Balıkesir Masöz Bayan Melda Hanım

Balıkesir Masöz Bayan

Edward’ın sahil süresince geldiğini gördü, ilk başta silueti kararmakta olan çakılların üzerinde bir lacivert lekeden öte değildi, bazen hareketsiz görünüyor, dış hatları titreşip eriyor, bazen de, sanki Balıkesir Masöz Bayan satranç tahtası üzerinde birkaç kare birden ilerletilmiş bir taş benzer biçimde daha yakın oluyordu. Günün son ışığı sahile yayılmıştı, Florence’in gerisinde, uzakta, doğuya doğru, Portland’ın nokta nokta ışıkları vardı, bulutların alt tarafları uzak bir kentin sokak lambalarının sarımtırak ışığını donukça yansıtıyordu. Edward’ı seyrederken, daha yavaş yürüse keşke, diye düşündü, çünkü kabahatluluk duygusuyla karışık tehlike duyuyordu, birazcık daha kendi başına kalmak istiyordu. Az sonrasında konuşacakları ürkütüyordu Florence’i. Bildiği kadarıyla, olanları tanımlayacak sözcükler mevcut değildi, aklı başında iki yetişkinin bu olanları birbirlerine tarif edebilecekleri ortak bir dil de. Bu konuyu tartışmayı ise hayal bile edemiyordu.
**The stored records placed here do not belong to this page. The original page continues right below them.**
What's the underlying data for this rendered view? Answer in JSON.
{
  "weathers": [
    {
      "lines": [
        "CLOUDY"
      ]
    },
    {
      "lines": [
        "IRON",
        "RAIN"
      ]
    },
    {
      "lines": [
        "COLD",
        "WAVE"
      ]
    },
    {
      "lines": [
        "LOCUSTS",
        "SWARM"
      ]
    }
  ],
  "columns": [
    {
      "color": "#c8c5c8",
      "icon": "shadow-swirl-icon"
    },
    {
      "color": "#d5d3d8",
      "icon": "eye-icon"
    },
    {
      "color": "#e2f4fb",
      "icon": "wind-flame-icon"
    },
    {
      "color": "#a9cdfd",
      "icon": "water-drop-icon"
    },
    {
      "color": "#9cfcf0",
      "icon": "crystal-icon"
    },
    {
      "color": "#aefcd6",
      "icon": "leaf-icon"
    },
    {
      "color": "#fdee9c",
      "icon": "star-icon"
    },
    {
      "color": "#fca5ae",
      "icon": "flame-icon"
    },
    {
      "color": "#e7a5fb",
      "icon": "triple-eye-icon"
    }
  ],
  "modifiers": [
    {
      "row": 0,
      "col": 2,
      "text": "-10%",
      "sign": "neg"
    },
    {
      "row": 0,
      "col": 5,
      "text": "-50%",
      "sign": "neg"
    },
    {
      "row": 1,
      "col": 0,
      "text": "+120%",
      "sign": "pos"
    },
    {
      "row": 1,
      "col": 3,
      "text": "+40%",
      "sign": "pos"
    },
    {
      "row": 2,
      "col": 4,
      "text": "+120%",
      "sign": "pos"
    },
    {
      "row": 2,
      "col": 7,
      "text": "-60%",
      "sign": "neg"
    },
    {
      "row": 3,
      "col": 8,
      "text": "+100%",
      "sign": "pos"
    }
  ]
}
Tartışma filan olamazdı. Bunu düşünmek istemiyordu, Edward’ın da aynı şekilde hissetmesini umut ediyordu. Fakat başka ne hakkında konuşacaklardı ki? Başka hangi nedenle buradaydılar? O mevzu aralarında bir coğrafi şekil şeklinde duruyordu, bir dağ, bir burun gibi. Adlandırılamaz, kaçınılmaz biçimde. Ve utanıyordu Florence. Meydana getirdiğinın artçı şoku içinde yankılanıyor, hatta kulaklarında çınlıyordu. Bu nedenle sahilde, ayağındaki ince ayakkabılarla sert çakıl taşlarının arasından geçerek buralara kadar koşmuştu, odadan ve orada olan her şeyden uzaklaşmak, kendinden kaçmak için. Iğrenç davranmıştı. Iğrenç. Bu biçimsiz fakat nazik sözcüğü aklından birkaç kere geçirdi. Kesinlikle bağışlayıcı bir terimdi -kendisi çok kötü tenis oynuyor, kız kardeşi çok kötü piyano çalıyordu- ve Florence bu sözcüğün kendi davranışını tanımlamak yerine maskelediğini anladı.

Balıkesir Masöz Bayan

Bununla beraber, Edward’ın utancının da farkındaydı -üstünden kalkarken yüzünde beliren o gerilmiş, şaşkın bakış, sırtından aşağı kıvrıla kıvrıla uzanan o titreyiş. Ama Florence bunu düşünmemeye çalışıyordu. Sadece kendinde değil Edward’da da bir tuhaflık olmasının içini birazcık rahatlattığını itiraf etmeye cesaret edebilecek miydi? Edward’da doğuştan bir hastalık olsaydı, örneğin aileden gelen bir lanet, tıpkı idrar kaçırma yahut ağzına bulaşır diye Florence’in kör inançla asla yüksek sesle söylemediği bir sözcük olan kanser şeklinde -saçmalıktı doğal, ama böyle olduğunu asla kabul etmezdi- utançla ve sessizlikle korunabilecek türden bir hastalık olsaydı, ne kadar korkunç ama hem de ne kadar da rahatlatıcı olurdu. O vakit birbirleri için üzülürler, farklı hastalıkları onları aşkta birbirlerine bağlardı. Ve üzülüyordu Edward için, ama kendini biraz da kandırılmış hissediyordu.